ECLI:NL:RBZLY:2011:BQ7539
Rechtbank Zwolle-Lelystad
- Wraking
- J.A.O.M. van Aerde
- G.H. Meijer
- H.F.J.M. Schröder
- Rechtspraak.nl
Wrakingsverzoek tegen rechters van de wrakingskamer in bestuursrechtelijke procedure
In deze zaak heeft de Rechtbank Zwolle-Lelystad op 8 april 2011 uitspraak gedaan over een wrakingsverzoek dat was ingediend door een verzoeker, vertegenwoordigd door een gemachtigde van Buro Bezwaar en Beroep te Almere. Het wrakingsverzoek was gericht tegen de leden van de wrakingskamer, bestaande uit mrs. [A], [B] en [C], die eerder een zaak hadden behandeld waarin rechter mr. [D] betrokken was.
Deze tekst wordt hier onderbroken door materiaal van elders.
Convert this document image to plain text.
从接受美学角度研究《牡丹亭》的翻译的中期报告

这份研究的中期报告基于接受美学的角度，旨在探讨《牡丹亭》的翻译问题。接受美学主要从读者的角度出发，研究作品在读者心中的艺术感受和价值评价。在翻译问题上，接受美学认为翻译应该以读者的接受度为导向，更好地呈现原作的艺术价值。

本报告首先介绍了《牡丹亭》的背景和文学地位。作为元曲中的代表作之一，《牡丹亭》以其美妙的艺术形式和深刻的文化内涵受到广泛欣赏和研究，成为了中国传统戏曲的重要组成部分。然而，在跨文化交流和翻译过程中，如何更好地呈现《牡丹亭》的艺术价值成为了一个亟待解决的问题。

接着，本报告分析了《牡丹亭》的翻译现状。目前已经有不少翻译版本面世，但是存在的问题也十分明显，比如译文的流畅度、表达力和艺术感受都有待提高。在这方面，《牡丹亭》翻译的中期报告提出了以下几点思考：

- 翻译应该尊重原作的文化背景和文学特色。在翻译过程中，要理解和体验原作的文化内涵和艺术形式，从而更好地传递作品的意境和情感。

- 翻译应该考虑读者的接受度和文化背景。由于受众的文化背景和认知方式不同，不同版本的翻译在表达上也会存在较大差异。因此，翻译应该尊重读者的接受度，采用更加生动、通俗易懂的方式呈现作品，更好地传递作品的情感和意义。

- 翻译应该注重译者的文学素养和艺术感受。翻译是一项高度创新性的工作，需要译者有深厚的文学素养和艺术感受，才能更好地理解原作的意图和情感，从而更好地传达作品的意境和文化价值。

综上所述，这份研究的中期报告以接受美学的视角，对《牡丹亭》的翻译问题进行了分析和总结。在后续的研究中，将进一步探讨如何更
De verzoeker stelde dat rechters van dezelfde rechtbank niet zouden moeten oordelen over de partijdigheid van hun directe collega's, omdat dit de schijn van partijdigheid met zich meebrengt. De verzoeker pleitte voor een onafhankelijke wrakingskamer, bij voorkeur samengesteld uit rechters van andere rechtbanken of vestigingsplaatsen.
De rechtbank heeft in haar beoordeling vastgesteld dat een rechter wordt vermoed onpartijdig te zijn, tenzij er uitzonderlijke omstandigheden zijn die deze onpartijdigheid in twijfel trekken. De rechtbank heeft de argumenten van de verzoeker overwogen, maar kwam tot de conclusie dat de samenstelling van de wrakingskamer niet in strijd was met de vereisten voor onpartijdigheid. De rechtbank oordeelde dat de enkele omstandigheid dat de wrakingskamer niet bestond uit leden van een landelijke opererende wrakingskamer, niet voldoende was om het wrakingsverzoek te honoreren. Bovendien werd opgemerkt dat de samenstelling van de wrakingskamer voldeed aan de criteria voor een onafhankelijke beoordeling.
Uiteindelijk heeft de rechtbank het wrakingsverzoek afgewezen, waarbij werd benadrukt dat er geen objectieve feiten of omstandigheden waren die de vrees voor partijdigheid konden rechtvaardigen. De beslissing werd openbaar uitgesproken in aanwezigheid van de griffier, mr. T. Stokvis, en er stond geen rechtsmiddel open tegen deze beslissing.